The purpose of the RNA was to assess both how well persons with disabilities were included in preparedness measures and identify unmet needs to inform inclusive response programming. This report is not designed to provide prevalence on disability, but to complement existing needs assessments with information on the needs and barriers faced by persons with disabilities. This report highlights the findings from the RNA and provides practical recommendations to promote inclusion of persons with disabilities in preparedness and response measures.
Persons with disabilities have the right to be included in humanitarian preparedness measures and access humanitarian assistance, which is appropriate for their needs, however they are frequently left behind in situations of crisis as relief and recovery efforts are not inclusive. The rapid needs assessment indicates that while gains have been made to make preparedness methods more inclusive, such as the incorporation of inclusion into training of community volunteers on emergency preparedness, persons with disabilities are still at risk of being left behind in warning and evacuation measures. Inclusive preparedness systems are essential for saving lives in times of crisis.

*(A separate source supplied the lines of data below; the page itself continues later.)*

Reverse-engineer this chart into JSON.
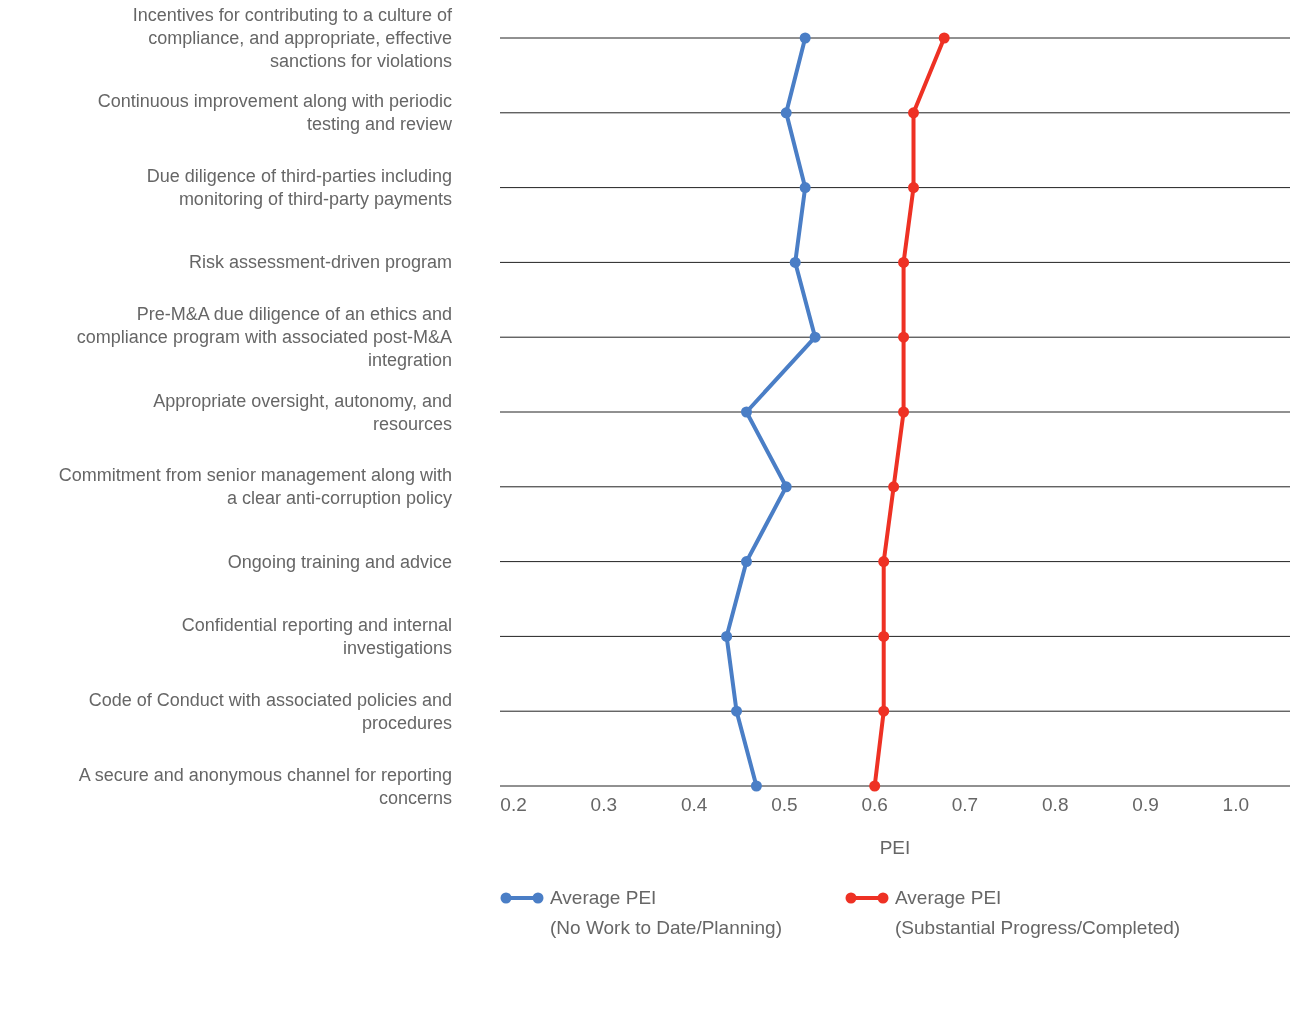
{
  "chart_data": {
    "type": "line",
    "orientation": "horizontal",
    "xlabel": "PEI",
    "categories": [
      "Incentives for contributing to a culture of compliance, and appropriate, effective sanctions for violations",
      "Continuous improvement along with periodic testing and review",
      "Due diligence of third-parties including monitoring of third-party payments",
      "Risk assessment-driven program",
      "Pre-M&A due diligence of an ethics and compliance program with associated post-M&A integration",
      "Appropriate oversight, autonomy, and resources",
      "Commitment from senior management along with a clear anti-corruption policy",
      "Ongoing training and advice",
      "Confidential reporting and internal investigations",
      "Code of Conduct with associated policies and procedures",
      "A secure and anonymous channel for reporting concerns"
    ],
    "series": [
      {
        "name": "Average PEI (No Work to Date/Planning)",
        "color": "#4a7ec6",
        "values": [
          0.523,
          0.502,
          0.523,
          0.512,
          0.534,
          0.458,
          0.502,
          0.458,
          0.436,
          0.447,
          0.469
        ]
      },
      {
        "name": "Average PEI (Substantial Progress/Completed)",
        "color": "#ee3124",
        "values": [
          0.677,
          0.643,
          0.643,
          0.632,
          0.632,
          0.632,
          0.621,
          0.61,
          0.61,
          0.61,
          0.6
        ]
      }
    ],
    "xlim": [
      0.185,
      1.06
    ],
    "xticks": [
      {
        "value": 0.2,
        "label": "0.2"
      },
      {
        "value": 0.3,
        "label": "0.3"
      },
      {
        "value": 0.4,
        "label": "0.4"
      },
      {
        "value": 0.5,
        "label": "0.5"
      },
      {
        "value": 0.6,
        "label": "0.6"
      },
      {
        "value": 0.7,
        "label": "0.7"
      },
      {
        "value": 0.8,
        "label": "0.8"
      },
      {
        "value": 0.9,
        "label": "0.9"
      },
      {
        "value": 1.0,
        "label": "1.0"
      }
    ],
    "grid": "y",
    "legend": "bottom",
    "marker": "circle",
    "line_style": "solid"
  }
}
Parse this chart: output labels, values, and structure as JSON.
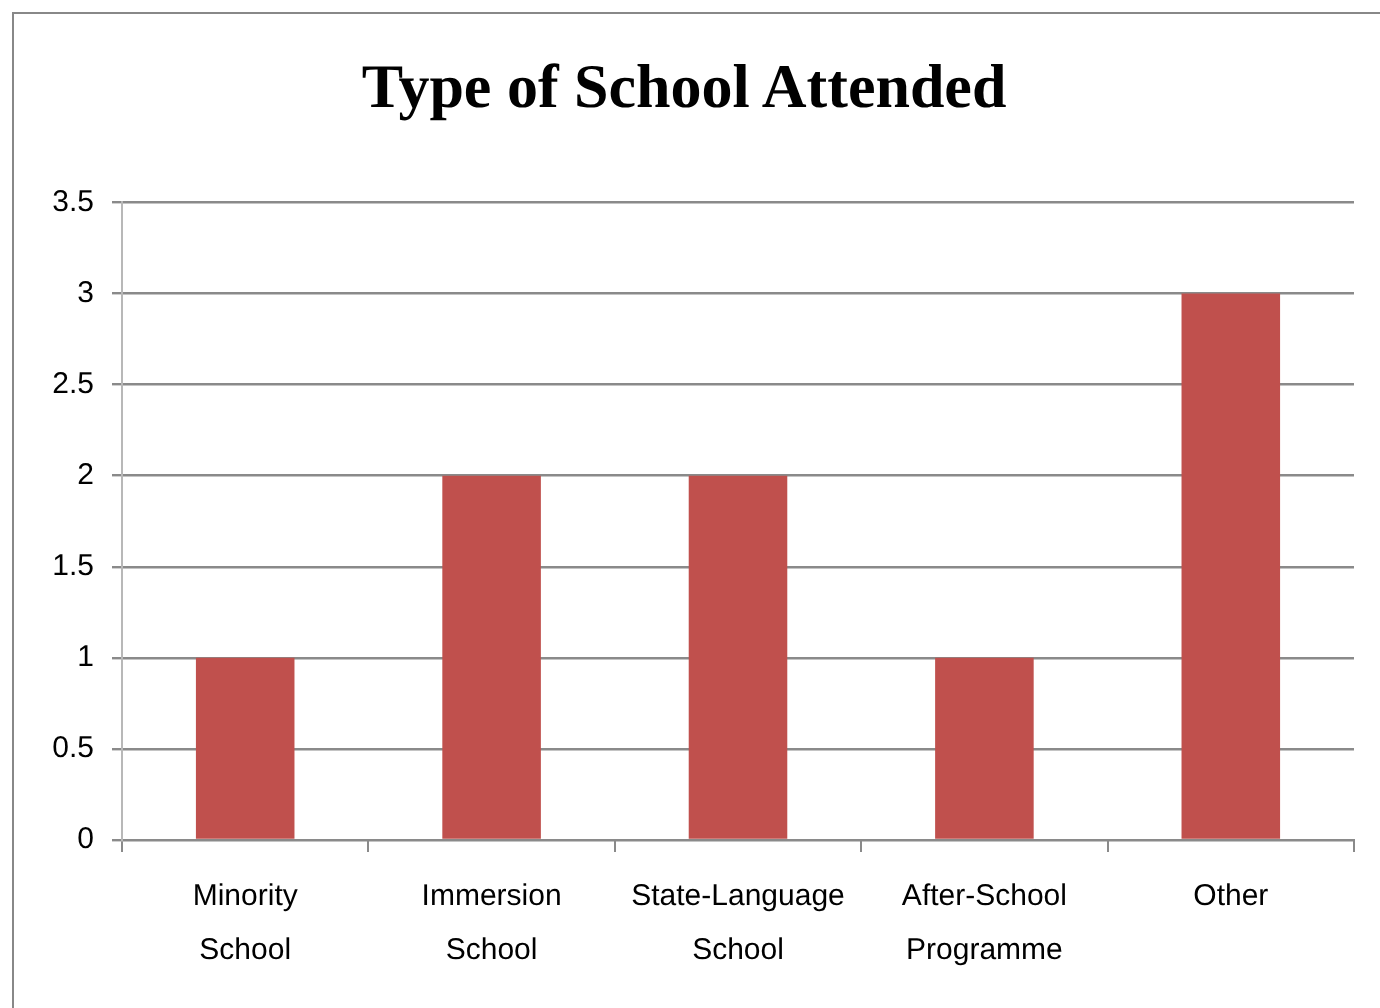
{
  "chart_data": {
    "type": "bar",
    "title": "Type of School Attended",
    "categories": [
      "Minority School",
      "Immersion School",
      "State-Language School",
      "After-School Programme",
      "Other"
    ],
    "values": [
      1,
      2,
      2,
      1,
      3
    ],
    "color": "#c0504d",
    "ylim": [
      0,
      3.5
    ],
    "yticks": [
      0,
      0.5,
      1,
      1.5,
      2,
      2.5,
      3,
      3.5
    ],
    "grid": "y"
  }
}
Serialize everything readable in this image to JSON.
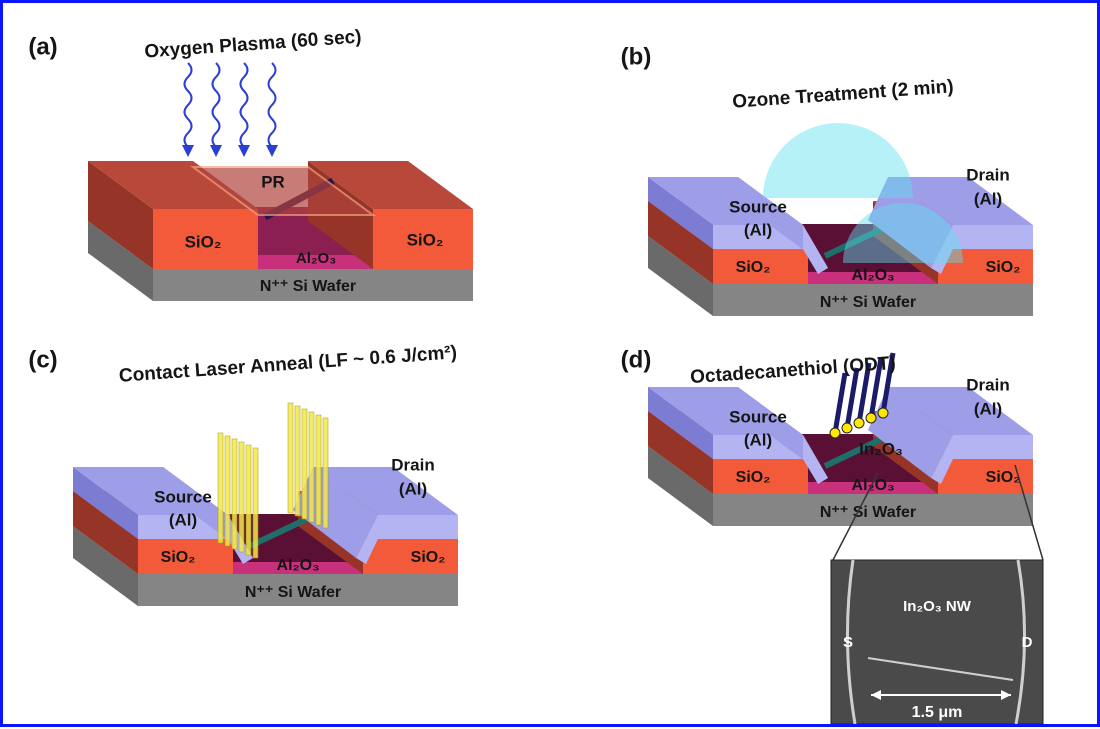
{
  "panels": [
    {
      "label": "(a)",
      "title": "Oxygen Plasma (60 sec)",
      "annotations": [
        "PR",
        "SiO₂",
        "SiO₂",
        "Al₂O₃",
        "N⁺⁺ Si Wafer"
      ]
    },
    {
      "label": "(b)",
      "title": "Ozone Treatment (2 min)",
      "annotations": [
        "Source",
        "(Al)",
        "Drain",
        "(Al)",
        "SiO₂",
        "SiO₂",
        "Al₂O₃",
        "N⁺⁺ Si Wafer"
      ]
    },
    {
      "label": "(c)",
      "title": "Contact Laser Anneal (LF ~ 0.6 J/cm²)",
      "annotations": [
        "Source",
        "(Al)",
        "Drain",
        "(Al)",
        "SiO₂",
        "SiO₂",
        "Al₂O₃",
        "N⁺⁺ Si Wafer"
      ]
    },
    {
      "label": "(d)",
      "title": "Octadecanethiol (ODT)",
      "annotations": [
        "Source",
        "(Al)",
        "Drain",
        "(Al)",
        "In₂O₃",
        "SiO₂",
        "SiO₂",
        "Al₂O₃",
        "N⁺⁺ Si Wafer"
      ],
      "inset": {
        "label": "In₂O₃ NW",
        "left": "S",
        "right": "D",
        "scale": "1.5 μm"
      }
    }
  ]
}
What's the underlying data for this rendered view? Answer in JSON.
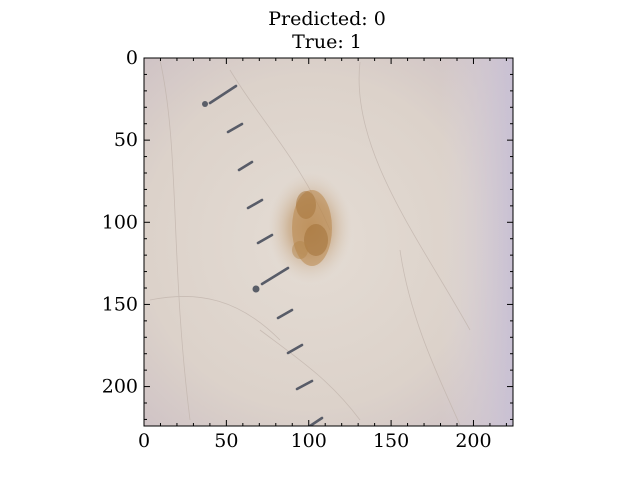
{
  "title": {
    "line1": "Predicted: 0",
    "line2": "True: 1"
  },
  "axes": {
    "x_ticks": [
      "0",
      "50",
      "100",
      "150",
      "200"
    ],
    "y_ticks": [
      "0",
      "50",
      "100",
      "150",
      "200"
    ],
    "xlim": [
      0,
      224
    ],
    "ylim": [
      224,
      0
    ]
  },
  "image": {
    "subject": "dermoscopy image of a skin lesion",
    "background_color": "#ddd4cc",
    "lesion_color": "#b5864a",
    "marker_color": "#555a66"
  }
}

Initial findings from the assessment highlight the needs for a multi-sectoral inclusive response, targeting those who are at the highest risk. Food security, shelter, non-food items (NFIs) and water, sanitation and hygiene (WaSH) remained a top priority among those interviewed. It is essential that both immediate relief efforts meet the specific requirements of persons with disabilities in terms of the type of aid provided and the methods of distribution and that longer term recovery efforts are inclusive. Barriers which prevent persons with disabilities and other at-risk groups from accessing humanitarian assistance must be analysed and removed. An opportunity to build back more inclusive exists, and it is imperative that humanitarian actors capitalize on this; persons with disabilities should be consulted in the process and reconstruction is done in an accessible manner.
The need for rehabilitation is essential for persons with new injuries including burns as well as to replace assistive devices which were lost in the fire is essential. Health services should follow the twin track approach – providing services which are accessible for all people and also meet the specific requirements of persons with disabilities. Access to rehabilitation as well as MHPSS services is essential for the health and well-being of persons with disabilities, and for allowing them to access humanitarian assistance.
Any response efforts must ensure that persons with disabilities are included not just as passive recipients of aid but also as active participants in decision making which affects their lives. Active engagement with persons with disabilities including disability committees in both preparedness planning and response is essential for this.